Tout commença bien. Un programme fut rédigé qui, à côté du sport, faisait place à des manifestations littéraires et artistiques. On l’édita luxueusement en anglais, allemand et français. L’été de 1901, M. Furber, président du Comité d’organisation, séjourna chez moi à la campagne et nous nous mîmes d’accord sur une quantité de détails. Cependant, vers la fin de l’année, je remarquai quelque agitation et quelques réserves dans notre correspondance. La cause ne tarda pas à s’en avérer. En 1903, à Saint-Louis-du-Missouri, devait se célébrer, par une exposition géante, le centenaire de la cession de la Louisiane par le premier consul Bonaparte à la République des États-Unis. Mais de même que, onze ans plus tôt, il avait fallu reculer à 1893 l’exposition par laquelle Chicago honorait, au nom de l’Amérique entière, le quatrième centenaire de sa découverte par Christophe Colomb, la manifestation de Saint-Louis ne serait pas prête à temps. Elle aurait donc lieu en 1904. Il eût paru naturel de s’en féliciter pour le succès des Jeux de Chicago auxquels cette circonstance amènerait un surcroît de spectateurs. Par malheur, une rivalité ancienne et jalouse existait entre les deux métropoles. Saint-Louis réclama les Jeux. Au besoin, la ville prétendit en organiser de son côté. Cette menace, d’abord dédaignée, prit de la force au cours de 1902. Un « mass meeting » se tint à Chicago pour protester contre tout transfert, mais quelque flottement se fit sentir parmi les organisateurs. Le président Harper écrivit qu’on s’en remettait à notre décision et qu’on « pousserait jusqu’au bout » si nous le désirions. Dans sa lettre perçait une certaine inquiétude. Je ne l’avais pas attendue pour correspondre avec le chef de l’État américain, mieux qualifié que quiconque pour bien apprécier la situation. Le 23 décembre 1902, ayant reçu les messages en majorité approbateurs de mes collègues (14 voix pour, 2 contre, 5 abstentions), je demandai officieusement l’arbitrage du président Roosevelt. Comme je m’y attendais, il se prononça en faveur du transfert. Les télégrammes se multiplièrent. Chicago s’inclina et M. David R. Francis, président de l’Exposition de Saint-Louis, nous câbla ses plus vifs remerciements. Quant à Sullivan, rallié et enthousiaste, il me déclara que ç’allait être « le plus splendide ensemble d’exploits sportifs que le monde aurait vu ».

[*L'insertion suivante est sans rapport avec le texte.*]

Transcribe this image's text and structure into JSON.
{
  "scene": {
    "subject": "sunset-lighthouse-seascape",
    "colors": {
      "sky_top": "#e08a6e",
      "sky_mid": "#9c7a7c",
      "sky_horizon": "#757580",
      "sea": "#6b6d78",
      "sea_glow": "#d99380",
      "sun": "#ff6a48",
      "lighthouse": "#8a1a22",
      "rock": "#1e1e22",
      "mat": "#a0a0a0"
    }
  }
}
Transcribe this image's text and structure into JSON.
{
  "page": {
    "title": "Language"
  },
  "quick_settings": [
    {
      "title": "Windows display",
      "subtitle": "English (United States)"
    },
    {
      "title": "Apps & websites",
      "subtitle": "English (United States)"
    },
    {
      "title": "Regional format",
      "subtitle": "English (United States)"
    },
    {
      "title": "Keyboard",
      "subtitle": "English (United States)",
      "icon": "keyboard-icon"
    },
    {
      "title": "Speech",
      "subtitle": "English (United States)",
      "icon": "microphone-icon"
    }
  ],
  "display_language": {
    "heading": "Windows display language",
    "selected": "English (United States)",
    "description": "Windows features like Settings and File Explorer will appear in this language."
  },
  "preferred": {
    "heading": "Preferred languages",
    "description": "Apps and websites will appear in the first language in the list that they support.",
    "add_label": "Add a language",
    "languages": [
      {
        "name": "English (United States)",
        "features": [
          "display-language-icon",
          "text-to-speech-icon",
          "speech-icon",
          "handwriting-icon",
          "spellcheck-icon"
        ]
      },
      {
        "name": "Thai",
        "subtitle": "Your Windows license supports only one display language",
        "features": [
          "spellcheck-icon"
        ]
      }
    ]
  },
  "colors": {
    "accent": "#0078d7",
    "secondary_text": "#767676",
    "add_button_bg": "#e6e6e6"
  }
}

Le monde regardait-il ?… Pas encore. J’eus cet été-là, en écoutant à Bayreuth les passionnants accent wagnériens, la possibilité de mettre au point mes impressions et de scruter en paix les horizons olympiques. La musique et le sport ont toujours été pour moi les plus parfaits « isoloirs », les plus féconds instruments de réflexion et de vision en même temps que de puissants incitants à la persévérance et comme des « massages de la volonté ». En somme, après difficulté et périls, tous soucis immédiats se trouvaient écartés. La iiie Olympiade serait célébrée avec pompe. Une escouade avertie en avait la responsabilité. Elle ferait beaucoup de fautes sans doute, mais il n’y avait à redouter de sa part aucun des avatars de sa devancière de 1900. Le chiffre olympique, la présence du chef de l’État, l’autorité du C.I.O. dont la liste figurerait en tête du programme quotidien… tout cela nous était assuré. Le point noir, c’est que les Américains s’imaginaient une attirance bien supérieure à ce qu’il fallait prévoir. Notamment, ils comptaient sur les « princes » (il y en avait alors trois) ainsi que sur les moindres seigneurs faisant partie du C.I.O. Ils offraient une belle salle pour nos séances. J’étais bien résolu, sans le leur laisser deviner, à décliner l’invitation. Nous eussions été six ou sept autour d’une table préparée pour trente. Et l’on aurait dit : « Eh ! quoi ! ce n’est que cela, ce Comité qui fait tant d’embarras ! ». Non. Le C.I.O. se réunirait en effet en 1904, car l’heure était venue de le « sortir », et il était maintenant bon à montrer, mais ce serait à Londres, dans le vieux palais du Lord Mayor, à Mansion-House, sous le patronage du roi Édouard, avec autour de nos séances le plus possible de ce prestige que distille la vieille Angleterre aux jeunes institutions qui se réclament d’elle. Et de Londres, le C. I. O. confierait à la Ville Éternelle, à Rome-la-glorieuse, le soin d’organiser, quatre ans plus tard, les Jeux de la ive Olympiade.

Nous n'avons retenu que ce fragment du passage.